The complex consists of six blocks around a central space, arranged in a rectangular block of 16.4 hectares, and surrounded by high density towers. It is possible to see and have contact with a waterway nearby.
The projected 2000 units are allocated in 6 blocks of up to 14 levels. They are linked by a winding main street that connects at its ends a supermarket and a riverside park, and links to shops, services, a kindergarten, playgrounds, etc.
At the same time it relates to public areas and terraces located in both the first and the second level.
Through these public spaces located in buildings is possible to establish a network of social relations among the inhabitants. In other words, the architects proposed a scheme opposite to Kisho Kurokawa and his idea that people should live in capsules, but rather break the limits of individuality and promote the socialization of housing at levels rarely seen in Japan.
How to achieve this? Through transparency, used as a premise in the projects. The facades are hollowed to accommodate common areas where the level of privacy can be adjusted with movable wood panels, decorated with colored stripped lines.
Many of the units have fully glazed doors and face spaces that allow interaction with their neighbors. This may look awkward for a traditional house, but not for a small office, home office or SOHO, establishing a transitional space between public and private areas.
An unusual aspect is that the houses are at the same level of the corridors, allowing them to be used with or without shoes (traditionally houses are located one step above the public circulation, and they are provided with a small space to leave the shoes before entering the apartment).
Photo courtesy of Nacas & Partners .
Image courtesy of Total Housing
Blocks designed by Riken Yamamoto, organized along a central passage, but with the use of glass doors more light is allowed in each of the units.
Kengo Kuma's proposal, for example, links main units of 60 m2 to 25 m2 attached units (which can be used as bedrooms, studies, offices, etc..). These units are arranged around a central atrium.

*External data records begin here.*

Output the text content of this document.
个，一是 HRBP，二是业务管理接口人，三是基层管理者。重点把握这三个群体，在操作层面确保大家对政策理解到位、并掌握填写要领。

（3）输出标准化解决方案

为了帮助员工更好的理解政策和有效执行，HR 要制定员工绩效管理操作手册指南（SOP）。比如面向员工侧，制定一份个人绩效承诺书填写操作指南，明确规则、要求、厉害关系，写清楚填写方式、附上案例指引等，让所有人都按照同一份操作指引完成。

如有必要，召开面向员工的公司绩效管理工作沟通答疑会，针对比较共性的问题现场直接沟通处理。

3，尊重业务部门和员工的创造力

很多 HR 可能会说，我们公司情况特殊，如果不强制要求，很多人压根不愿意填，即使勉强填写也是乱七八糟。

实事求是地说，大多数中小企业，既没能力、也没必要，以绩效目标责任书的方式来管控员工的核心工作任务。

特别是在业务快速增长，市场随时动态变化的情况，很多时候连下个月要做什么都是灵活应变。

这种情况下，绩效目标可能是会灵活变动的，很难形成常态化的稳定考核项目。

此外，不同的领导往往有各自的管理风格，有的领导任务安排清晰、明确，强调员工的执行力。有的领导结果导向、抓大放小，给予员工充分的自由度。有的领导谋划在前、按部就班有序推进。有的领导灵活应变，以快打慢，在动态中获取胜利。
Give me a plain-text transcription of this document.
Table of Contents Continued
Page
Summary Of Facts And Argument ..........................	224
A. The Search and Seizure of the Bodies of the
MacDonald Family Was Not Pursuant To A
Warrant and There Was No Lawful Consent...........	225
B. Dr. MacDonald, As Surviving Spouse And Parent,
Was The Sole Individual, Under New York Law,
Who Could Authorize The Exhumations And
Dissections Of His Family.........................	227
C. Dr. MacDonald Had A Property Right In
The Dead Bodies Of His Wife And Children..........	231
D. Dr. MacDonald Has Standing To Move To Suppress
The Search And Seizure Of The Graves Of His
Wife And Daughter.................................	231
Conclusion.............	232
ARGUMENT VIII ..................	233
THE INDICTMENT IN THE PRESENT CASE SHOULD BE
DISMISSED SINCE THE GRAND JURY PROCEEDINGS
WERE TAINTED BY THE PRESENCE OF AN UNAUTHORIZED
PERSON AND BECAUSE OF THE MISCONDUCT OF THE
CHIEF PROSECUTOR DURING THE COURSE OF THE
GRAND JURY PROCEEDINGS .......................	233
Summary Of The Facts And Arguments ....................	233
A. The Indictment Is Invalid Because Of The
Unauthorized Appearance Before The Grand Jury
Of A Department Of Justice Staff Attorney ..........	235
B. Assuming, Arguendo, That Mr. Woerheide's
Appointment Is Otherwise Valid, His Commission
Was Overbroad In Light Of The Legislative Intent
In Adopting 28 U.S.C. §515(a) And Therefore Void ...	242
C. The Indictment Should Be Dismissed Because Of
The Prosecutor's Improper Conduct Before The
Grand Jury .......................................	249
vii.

Kuma also incorporates roof gardens, a gesture that evokes Le Corbusier's Unités d'habitation, but that adds an economic value: they can be used to grow vegetables. Every few homes a communal space is generated and the architect proposes a network of bridges that allows communication between the units.
In the case of Yamamoto's project, he proposed a "room-F" or foyer, which can be used as working area and can be accessed directly from passages located eccentrically.
Inside a Small Office / Home Office (SOHO). Photo courtesy of Nacas & Partners .
Riken Yamamoto. Variations of the type of residence to suit the conditions and lifestyles of each family. Bathrooms and kitchens are located towards the back of the apartments, receiving good insolation, while social areas are arranged directly at the entrance area.
***Although the project was completed in 2004 and is a bit early to decide whether a is successful, it is possible to distinguish a higher level of social activity than in other residential complexes in Japan, and definitely will contribute to the discussion on the issue of multifamily housing in our time.